Sokağa çıkma yasakları sırasında jandarma özel tim ve özel harekât polisleriyle Cizre, Silopi, Nusaybin ve Sur ilçelerde düzenlenen operasyonlara dair belgesel çekmek üzere geldikleri Diyarbakır’da, 2015 yılında tutuklanan ve ardından sınır dışı edilen Vice News muhabirleri Philip John Pendlebury ve Jacob Philip John Gingell (Jake) Hanrahan ile tercüman ve rehberleri hakkında açılan davanın 18’inci duruşması görüldü. Diyarbakır 8. Ağır Ceza Mahkemesi’nde görülen duruşmaya tutuksuz yargılanan sanıklar katılmazken, gazeteci Pendlebury ve Hanrahan’ın avukatı salonunda hazır bulundu. Mahkeme başkanı ve heyet üyesi bir hâkimin izinli olması nedeniyle yerlerine geçici görevlendirilen mahkeme başkanı, duruşmaya iki saat geç geldi.
İngiltere'de yaşayan gazetecilerin yurtdışında verdiği ifadelerinin Türkçe çevirilerinin celse arasında mahkemeye gönderildiği belirtildi. Ardından söz alan gazetecilerin avukatları çevirisi yapılan yurtdışı ifadelerinin UYAP' yüklenmediğini söyleyerek, Türkçe çevirinin doğru yapılıp yapılmadığını incelemek için süre istedi.
Duruşma savcısı, esas hakkındaki hukuki görüşünü hazırlaması için dava dosyanın kendisine gönderilmesini talep etti. Mahkeme, esas hakkındaki görüşünü hazırlaması için dosyanın savcılığa gönderilmesine karar verildi. Bir sonraki duruşma 21 Şubat 2024 te görülecek.
Ne olmuştu?
Sokağa çıkma yasaklarının ilan edildiği Cizre, Silopi, Nusaybin ve Sur kentlerinde yaşananlara ilişkin belgesel çekimi yapmak amacıyla Diyarbakır’a gelen Amerika merkezli yayın yapan Vice News isimli medya şirketinin muhabiri Jake Hanrahan ve kameraman Philip Pendlebury ile gazetecilere belgesel çekimleri sırasında yardımcı olan tercüman Mohammed İsmael Rasool ve rehberleri 28 Ağustos 2015 tarihinde Diyarbakır’da gözaltına alınmıştı. Haklarında yapılan ihbar gerekçe gösterilerek konakladıkları otelde gözaltına alınan İngiltere vatandaşı gazeteciler ile tercüman, “örgüte bilerek ve isteyerek yardım etmek” iddiasıyla tutuklanmış, Türkiye vatandaşı rehber ise tutuksuz yargılanmak üzere serbest bırakılmıştı. Adana F Tipi Cezaevi’ne gönderilen gazeteciler, 3 Eylül 2015 tarihinde serbest bırakılarak sınır dışı edilmişlerdi. Irak vatandaşı tercüman Mohammed İsmael Rasool ise 4 Ocak 2016 tarihinde görülen duruşmada tahliye edilmişti.

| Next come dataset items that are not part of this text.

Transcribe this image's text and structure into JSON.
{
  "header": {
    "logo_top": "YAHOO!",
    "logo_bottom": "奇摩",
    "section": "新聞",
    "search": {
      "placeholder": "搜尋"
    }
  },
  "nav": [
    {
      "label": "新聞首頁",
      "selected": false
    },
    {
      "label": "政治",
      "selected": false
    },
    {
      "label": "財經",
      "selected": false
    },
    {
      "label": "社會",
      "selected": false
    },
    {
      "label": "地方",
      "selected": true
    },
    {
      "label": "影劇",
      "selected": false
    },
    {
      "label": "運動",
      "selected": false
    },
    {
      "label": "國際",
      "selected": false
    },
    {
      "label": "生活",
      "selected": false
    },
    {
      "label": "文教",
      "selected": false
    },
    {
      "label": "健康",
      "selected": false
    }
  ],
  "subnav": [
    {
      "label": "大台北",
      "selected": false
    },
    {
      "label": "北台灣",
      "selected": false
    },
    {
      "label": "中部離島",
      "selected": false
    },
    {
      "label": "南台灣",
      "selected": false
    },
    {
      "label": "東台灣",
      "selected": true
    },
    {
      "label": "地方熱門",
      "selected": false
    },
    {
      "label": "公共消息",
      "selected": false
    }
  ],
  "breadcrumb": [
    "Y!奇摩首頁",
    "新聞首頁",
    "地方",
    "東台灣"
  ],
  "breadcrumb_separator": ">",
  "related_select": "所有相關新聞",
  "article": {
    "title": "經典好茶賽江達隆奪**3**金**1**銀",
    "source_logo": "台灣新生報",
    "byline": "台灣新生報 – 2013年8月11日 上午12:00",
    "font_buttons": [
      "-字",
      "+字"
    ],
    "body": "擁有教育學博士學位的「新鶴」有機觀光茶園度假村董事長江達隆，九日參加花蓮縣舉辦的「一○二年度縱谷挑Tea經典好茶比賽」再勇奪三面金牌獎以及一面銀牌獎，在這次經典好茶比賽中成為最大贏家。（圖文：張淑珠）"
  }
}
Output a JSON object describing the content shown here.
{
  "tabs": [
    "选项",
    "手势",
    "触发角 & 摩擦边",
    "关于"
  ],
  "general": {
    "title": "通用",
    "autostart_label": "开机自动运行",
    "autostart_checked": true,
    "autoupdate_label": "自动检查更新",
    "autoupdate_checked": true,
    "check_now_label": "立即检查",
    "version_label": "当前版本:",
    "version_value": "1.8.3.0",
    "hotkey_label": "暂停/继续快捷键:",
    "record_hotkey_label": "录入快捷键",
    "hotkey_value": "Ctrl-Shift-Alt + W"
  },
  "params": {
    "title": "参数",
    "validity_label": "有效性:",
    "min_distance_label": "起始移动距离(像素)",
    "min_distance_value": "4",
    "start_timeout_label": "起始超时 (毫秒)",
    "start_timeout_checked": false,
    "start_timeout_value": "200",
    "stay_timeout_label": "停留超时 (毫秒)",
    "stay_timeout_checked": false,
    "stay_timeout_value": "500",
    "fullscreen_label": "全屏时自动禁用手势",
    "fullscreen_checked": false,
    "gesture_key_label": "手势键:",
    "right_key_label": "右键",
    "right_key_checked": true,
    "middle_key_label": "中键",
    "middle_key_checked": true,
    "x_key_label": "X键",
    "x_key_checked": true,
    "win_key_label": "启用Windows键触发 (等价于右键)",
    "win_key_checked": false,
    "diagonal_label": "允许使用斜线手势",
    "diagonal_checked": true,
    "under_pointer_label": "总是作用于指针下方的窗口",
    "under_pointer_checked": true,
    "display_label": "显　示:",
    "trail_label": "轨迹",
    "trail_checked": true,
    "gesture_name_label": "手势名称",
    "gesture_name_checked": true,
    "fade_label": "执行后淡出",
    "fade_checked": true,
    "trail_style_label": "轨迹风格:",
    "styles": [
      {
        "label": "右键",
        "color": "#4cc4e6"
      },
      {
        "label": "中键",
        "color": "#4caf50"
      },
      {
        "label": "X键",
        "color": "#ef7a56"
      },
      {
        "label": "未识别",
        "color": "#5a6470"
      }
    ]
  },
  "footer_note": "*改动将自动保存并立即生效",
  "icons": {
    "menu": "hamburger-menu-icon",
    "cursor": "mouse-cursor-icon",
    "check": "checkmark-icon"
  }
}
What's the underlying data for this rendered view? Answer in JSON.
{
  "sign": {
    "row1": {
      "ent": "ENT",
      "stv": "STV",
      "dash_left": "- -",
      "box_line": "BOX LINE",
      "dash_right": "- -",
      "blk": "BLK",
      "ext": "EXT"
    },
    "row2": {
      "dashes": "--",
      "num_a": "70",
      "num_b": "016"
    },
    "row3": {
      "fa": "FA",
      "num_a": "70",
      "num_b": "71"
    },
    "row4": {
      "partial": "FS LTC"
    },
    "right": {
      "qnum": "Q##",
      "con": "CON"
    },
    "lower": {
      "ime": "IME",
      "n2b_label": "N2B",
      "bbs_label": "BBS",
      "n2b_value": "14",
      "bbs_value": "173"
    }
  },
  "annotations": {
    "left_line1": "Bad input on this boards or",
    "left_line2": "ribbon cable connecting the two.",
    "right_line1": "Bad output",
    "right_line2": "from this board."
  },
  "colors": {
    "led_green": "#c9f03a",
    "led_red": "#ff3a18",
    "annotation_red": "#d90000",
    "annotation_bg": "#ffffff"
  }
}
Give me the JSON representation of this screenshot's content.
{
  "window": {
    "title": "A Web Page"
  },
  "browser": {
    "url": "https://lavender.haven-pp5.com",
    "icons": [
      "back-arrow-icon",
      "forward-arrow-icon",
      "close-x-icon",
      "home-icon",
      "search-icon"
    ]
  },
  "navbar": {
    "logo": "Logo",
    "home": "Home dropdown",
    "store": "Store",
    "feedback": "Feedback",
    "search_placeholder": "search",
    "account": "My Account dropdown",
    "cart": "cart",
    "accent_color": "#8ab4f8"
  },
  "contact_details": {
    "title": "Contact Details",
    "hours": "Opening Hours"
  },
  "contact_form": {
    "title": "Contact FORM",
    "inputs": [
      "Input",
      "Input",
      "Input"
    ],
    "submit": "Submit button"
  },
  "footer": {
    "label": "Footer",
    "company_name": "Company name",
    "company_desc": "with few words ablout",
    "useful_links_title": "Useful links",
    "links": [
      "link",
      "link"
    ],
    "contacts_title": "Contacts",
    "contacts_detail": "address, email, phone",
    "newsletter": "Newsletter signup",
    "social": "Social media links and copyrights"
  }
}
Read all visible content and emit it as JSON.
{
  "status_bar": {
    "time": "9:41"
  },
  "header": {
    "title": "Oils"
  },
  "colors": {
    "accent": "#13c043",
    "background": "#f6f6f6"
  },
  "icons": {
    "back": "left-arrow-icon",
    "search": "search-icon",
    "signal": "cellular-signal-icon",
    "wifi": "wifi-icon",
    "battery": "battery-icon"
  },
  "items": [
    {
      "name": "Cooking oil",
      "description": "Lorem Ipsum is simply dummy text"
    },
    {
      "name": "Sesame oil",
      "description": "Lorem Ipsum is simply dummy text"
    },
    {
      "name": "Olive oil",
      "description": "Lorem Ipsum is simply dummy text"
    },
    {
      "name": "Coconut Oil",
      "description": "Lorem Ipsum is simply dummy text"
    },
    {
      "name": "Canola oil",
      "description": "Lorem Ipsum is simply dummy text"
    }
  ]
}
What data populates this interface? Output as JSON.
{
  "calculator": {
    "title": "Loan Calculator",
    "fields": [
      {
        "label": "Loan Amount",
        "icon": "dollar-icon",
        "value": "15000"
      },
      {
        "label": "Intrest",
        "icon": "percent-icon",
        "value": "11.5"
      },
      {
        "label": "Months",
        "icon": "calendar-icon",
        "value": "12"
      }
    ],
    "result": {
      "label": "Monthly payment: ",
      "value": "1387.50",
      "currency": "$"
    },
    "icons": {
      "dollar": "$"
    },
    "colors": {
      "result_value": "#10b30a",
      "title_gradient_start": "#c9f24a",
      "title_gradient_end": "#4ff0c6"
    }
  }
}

Davanın iddianamesinde sanıklar, “örgüte bilerek isteyerek yardımda bulunmak suretiyle üye olmak,” “Terörizmin Finansmanının Önlenmesi Hakkındaki Kanuna muhalefet” ve “örgüt propagandası yapmak” ile suçlanıyor. Sanıklar hakkında 15’er yıldan 67 yıla kadar hapis cezası isteniyor. Gazetecilerin üstündeki paralar, çektikleri görüntüler, haber notları iddianame suç delili olarak gösteriliyor.